A new report published in the New England Journal of Medicine shows that more Americans are dying at home than in hospitals for the first time in nearly 50 years. The study looked at natural deaths that occurred in the United States between 2003 and 2017 and found about a 10 percent decrease in the number of people who died in a hospital during that time (39.7 percent and 29.8 percent respectively.) At the same time, the percentage of people who died at home increased from 23.8 percent in 2003 to 30.7 percent in 2017. Deaths at hospice facilities also increased over the time period, from 0.2 percent to 8.3 percent.
The trend was seen across all diagnoses and demographic groups, although women, younger people and members of ethnic or racial minorities had a lesser chance of dying at home than older, white males.
According to Dr. Haider J. Warraich, who co-authored the study, this is the first time since the mid-20th century that at-home deaths surpassed hospital deaths, reports the New York Times.
Attitudes and Economics Fuel Change
A reflection of both shifting attitudes and the healthcare landscape, the increase in at-home deaths is, in some ways, predictable. Over the last few decades, Americans have begun to reject the medicalized, high-tech deaths that became the norm in the 1970s, choosing to shun the sterile atmosphere of the ICU and embrace a kinder, gentler death at home. Simultaneously, Medicare’s reimbursement structure has evolved in a way that incentivizes hospitals to discharge the terminally ill as quickly as they possibly can.
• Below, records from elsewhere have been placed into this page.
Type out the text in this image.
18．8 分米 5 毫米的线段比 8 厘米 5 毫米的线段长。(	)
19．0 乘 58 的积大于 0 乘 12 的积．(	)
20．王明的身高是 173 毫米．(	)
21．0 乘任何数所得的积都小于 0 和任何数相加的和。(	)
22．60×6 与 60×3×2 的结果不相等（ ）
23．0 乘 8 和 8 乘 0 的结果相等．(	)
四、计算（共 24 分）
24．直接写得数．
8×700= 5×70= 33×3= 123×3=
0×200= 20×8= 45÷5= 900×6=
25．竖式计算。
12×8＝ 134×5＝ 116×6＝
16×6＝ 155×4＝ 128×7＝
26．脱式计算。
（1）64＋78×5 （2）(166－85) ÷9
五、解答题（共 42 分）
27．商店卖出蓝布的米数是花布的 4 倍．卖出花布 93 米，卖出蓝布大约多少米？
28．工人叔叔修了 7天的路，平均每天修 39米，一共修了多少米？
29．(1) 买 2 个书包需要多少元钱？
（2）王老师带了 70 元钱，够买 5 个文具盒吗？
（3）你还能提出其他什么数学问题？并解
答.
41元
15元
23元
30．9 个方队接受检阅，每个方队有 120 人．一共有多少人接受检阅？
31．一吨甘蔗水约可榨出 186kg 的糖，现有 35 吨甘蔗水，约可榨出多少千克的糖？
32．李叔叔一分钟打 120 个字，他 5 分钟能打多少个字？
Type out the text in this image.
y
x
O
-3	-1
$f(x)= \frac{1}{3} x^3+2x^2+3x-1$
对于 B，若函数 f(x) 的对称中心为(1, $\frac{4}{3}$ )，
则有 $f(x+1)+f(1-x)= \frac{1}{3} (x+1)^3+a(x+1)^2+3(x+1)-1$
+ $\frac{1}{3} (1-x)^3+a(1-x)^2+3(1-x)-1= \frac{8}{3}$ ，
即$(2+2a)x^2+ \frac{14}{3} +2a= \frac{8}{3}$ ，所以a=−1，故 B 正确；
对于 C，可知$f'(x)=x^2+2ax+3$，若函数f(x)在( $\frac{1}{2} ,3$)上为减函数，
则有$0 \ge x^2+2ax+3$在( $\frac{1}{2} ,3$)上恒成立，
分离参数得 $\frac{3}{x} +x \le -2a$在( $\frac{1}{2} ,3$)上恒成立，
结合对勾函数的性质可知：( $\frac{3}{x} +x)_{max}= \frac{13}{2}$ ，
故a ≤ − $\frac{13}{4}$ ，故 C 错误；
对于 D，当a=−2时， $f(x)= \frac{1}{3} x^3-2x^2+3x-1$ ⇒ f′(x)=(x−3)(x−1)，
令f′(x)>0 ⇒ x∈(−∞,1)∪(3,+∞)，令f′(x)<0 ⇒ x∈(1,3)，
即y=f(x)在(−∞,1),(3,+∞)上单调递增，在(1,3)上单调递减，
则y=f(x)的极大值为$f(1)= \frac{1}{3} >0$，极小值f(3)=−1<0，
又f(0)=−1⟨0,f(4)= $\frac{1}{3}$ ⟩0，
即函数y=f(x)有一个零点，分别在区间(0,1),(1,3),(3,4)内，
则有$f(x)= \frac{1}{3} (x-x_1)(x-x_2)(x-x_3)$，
The trend is viewed by many as a positive change. According to Carol Levine, an ethicist at New York’s United Hospital Fund, “There has been a kind of cultural shift that has romanticized dying at home and made it the only way to die.”
But for too many patients, the reality of an at-home death falls far short of expectations, in large part because family caregivers are woefully unprepared to meet the dying person’s many needs.
“We send very, very sick, complicated patients home under the care of family members who are not trained professionals,” said Dr. Diane Meier, a professor of geriatrics and palliative care physician at Mount Sinai Health System in New York. And while hospice is more readily available today than ever before, family caregivers are still expected to assume the lion’s share of the work of providing care.
“We are, perhaps appropriately, shifting the site of care to where patients and families say they want to be,” said Dr. Sean Morrison, who chairs the department of geriatrics and palliative medicine at New York’s Mount Sinai Icahn School of Medicine. “But we have put a tremendous burden on families in the type of care they have to provide and the type they have to pay for” by doing so, he said.
No Clear Cut Choice
Margaret Peterson, whose husband Dwight was a paraplegic who chose to die at home, tells a harrowing story of just how messy and unpredictable dying at home can be. Terrified of dying in a hospital, Dwight was enrolled in hospice in 2010, after his doctors agreed that he would likely succumb relatively quickly to his disease.But, like many hospice patients, Dwight defied the odds and lived another four, long years.
“It was absolutely exhausting,” Mrs. Peterson told the New York Times. And as her husband’s condition deteriorated, it became literally impossible for her to provide the care he required. After Dwight developed a deep bedsore on his foot, she was forced to enlist the help of a friend who was a vascular surgeon to help her care for the wound.
“It was wonderful, but it’s like these GoFundMe things. We should not have to resort to a doctor to do us an enormous favor.” she said.
In the end, Margaret says, her husband suffered horribly because she couldn’t control his pain at home and he refused to go to the hospital.
“There is a kind of fantasy where if you make all the right choices, you get this beautiful and peaceful death,” she said. “But you can do everything right and still have an unpredictable and tragic experience,” she adds.